Open source is going to become the norm. Just as we no longer talk about e-commerce, just commerce, we will wonder in five years why anyone assumes their source should be closed.
Written by Dana Blankenhorn, Inactive

The interview with Dave Dargo, chief technology officer at Ingres, had a provocative headline: "Ingres predicts the end of open source."

But the story itself was even more provocative. What Dargo was saying is that open source is going to become the norm. Just as we no longer talk about e-commerce, just commerce, we will wonder in five years why anyone assumes their source code should be closed.

Dargo had reason to be smug. The company, which spun-out of Computer Associates last year, has just hired Bill Maimone away from Oracle as its new "chief architect."
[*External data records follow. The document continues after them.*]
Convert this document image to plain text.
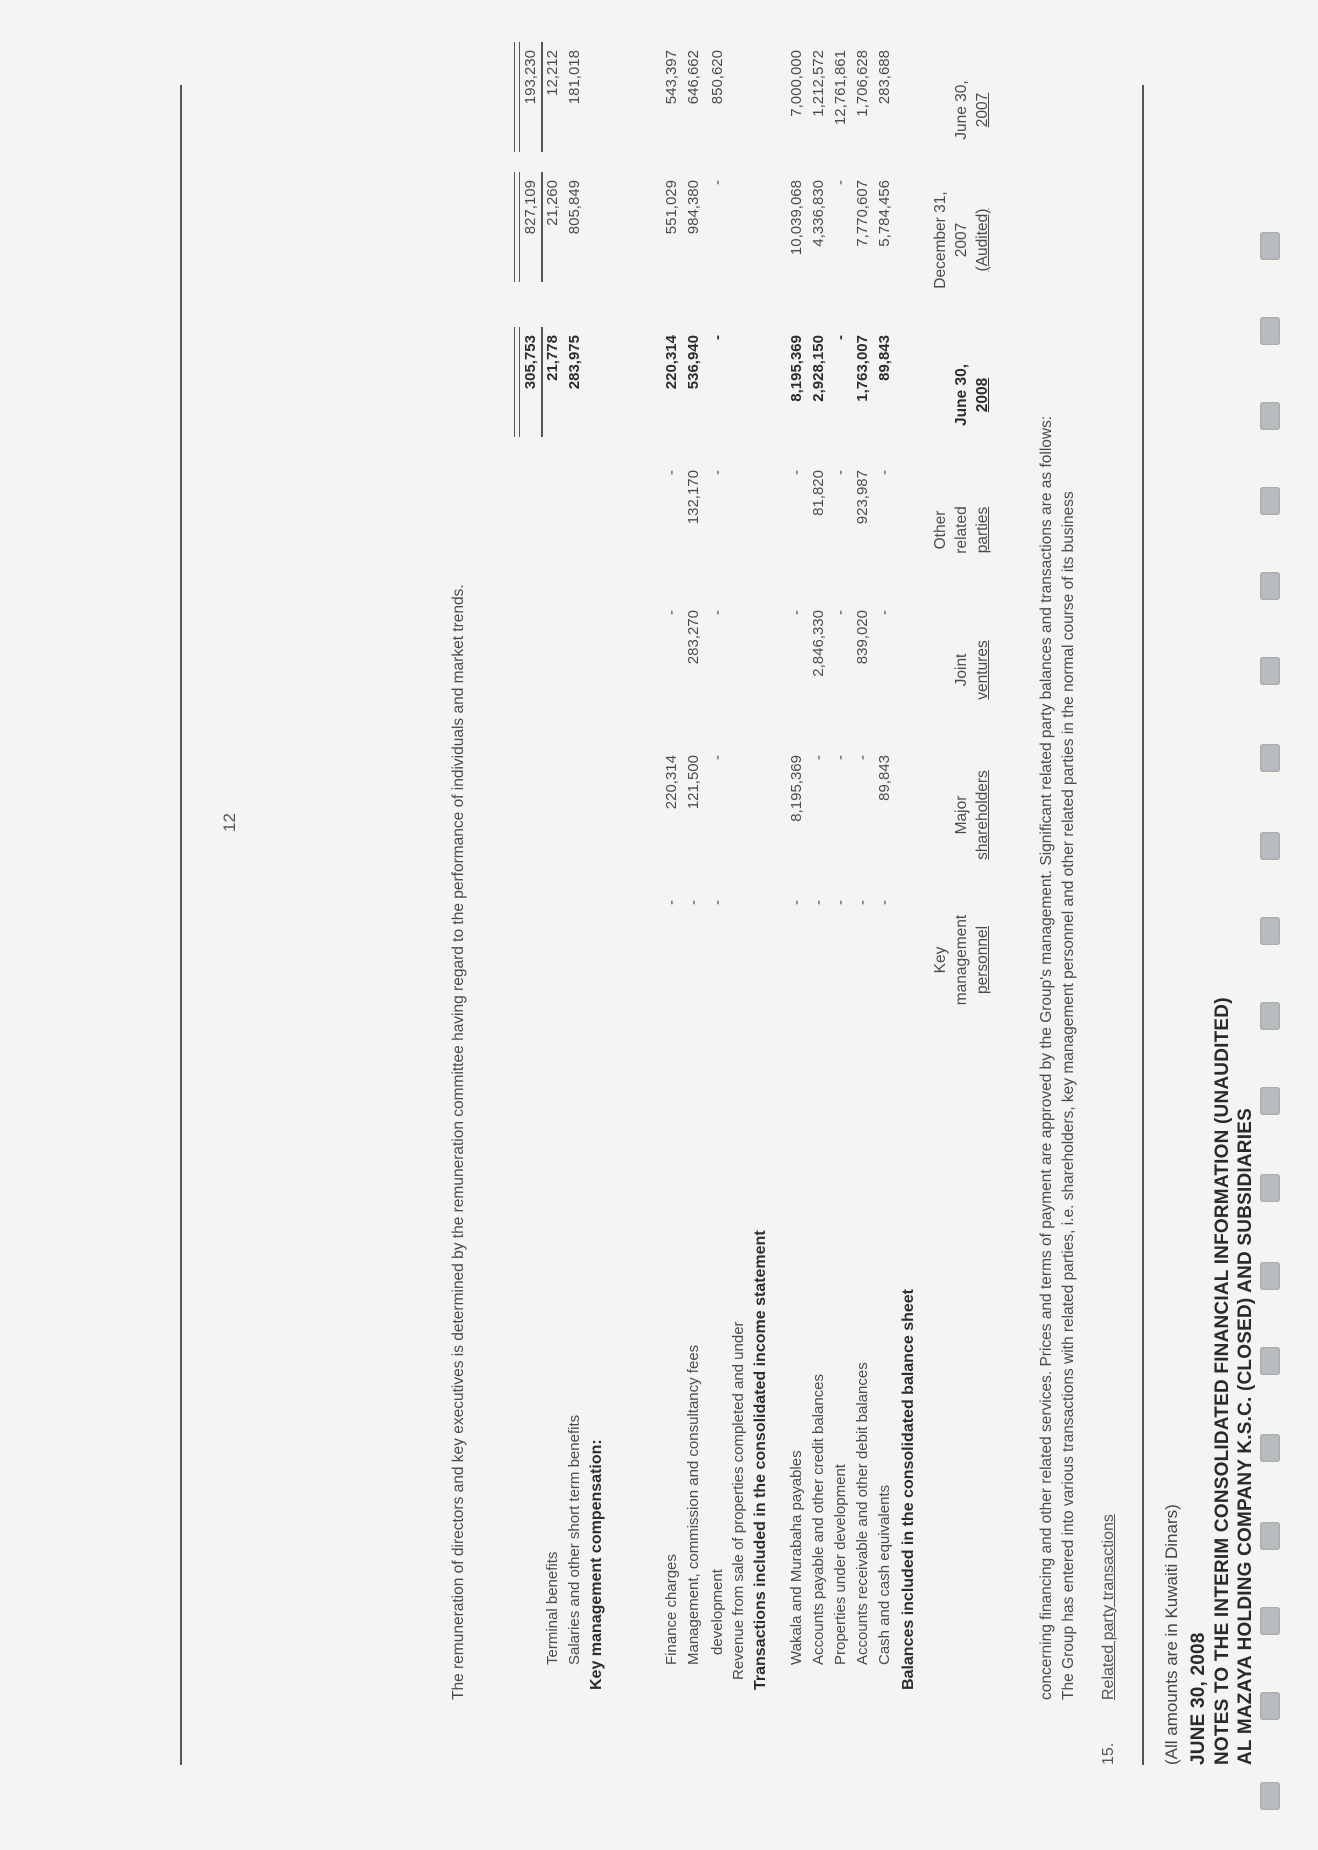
AL MAZAYA HOLDING COMPANY K.S.C. (CLOSED) AND SUBSIDIARIES
NOTES TO THE INTERIM CONSOLIDATED FINANCIAL INFORMATION (UNAUDITED)
JUNE 30, 2008
(All amounts are in Kuwaiti Dinars)
15.
Related party transactions
The Group has entered into various transactions with related parties, i.e. shareholders, key management personnel and other related parties in the normal course of its business
concerning financing and other related services. Prices and terms of payment are approved by the Group's management. Significant related party balances and transactions are as follows:
Key management personnel
Major shareholders
Joint ventures
Other related parties
June 30, 2008
December 31, 2007 (Audited)
June 30, 2007
Balances included in the consolidated balance sheet
Transactions included in the consolidated income statement
Revenue from sale of properties completed and under
development
Key management compensation:
The remuneration of directors and key executives is determined by the remuneration committee having regard to the performance of individuals and market trends.
12
Cash and cash equivalents
-
89,843
-
-
89,843
5,784,456
283,688
Accounts receivable and other debit balances
-
-
839,020
923,987
1,763,007
7,770,607
1,706,628
Properties under development
-
-
-
-
-
-
12,761,861
Accounts payable and other credit balances
-
-
2,846,330
81,820
2,928,150
4,336,830
1,212,572
Wakala and Murabaha payables
-
8,195,369
-
-
8,195,369
10,039,068
7,000,000
-
-
-
-
-
-
850,620
Management, commission and consultancy fees
-
121,500
283,270
132,170
536,940
984,380
646,662
Finance charges
-
220,314
-
-
220,314
551,029
543,397
Salaries and other short term benefits
283,975
805,849
181,018
Terminal benefits
21,778
21,260
12,212
305,753
827,109
193,230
While the database space argues between open source advocates such as mySQL and closed source advocates such as Oracle, Dargo said Ingres is trying to evolve a "subscription model," where the money you pay for support and updates really goes into delivering support services and new functionality.

Note that Dargo isn't talking about free software. He's talking about a demonstrable link between the money you pay for code and the work that comes back to you. It's not software as a free good Dargo is promoting, but a cost-based pricing model.

The argument is appealing, even sound. The question, as always, is whether Ingres' Dargo, and now Maimone, can deliver.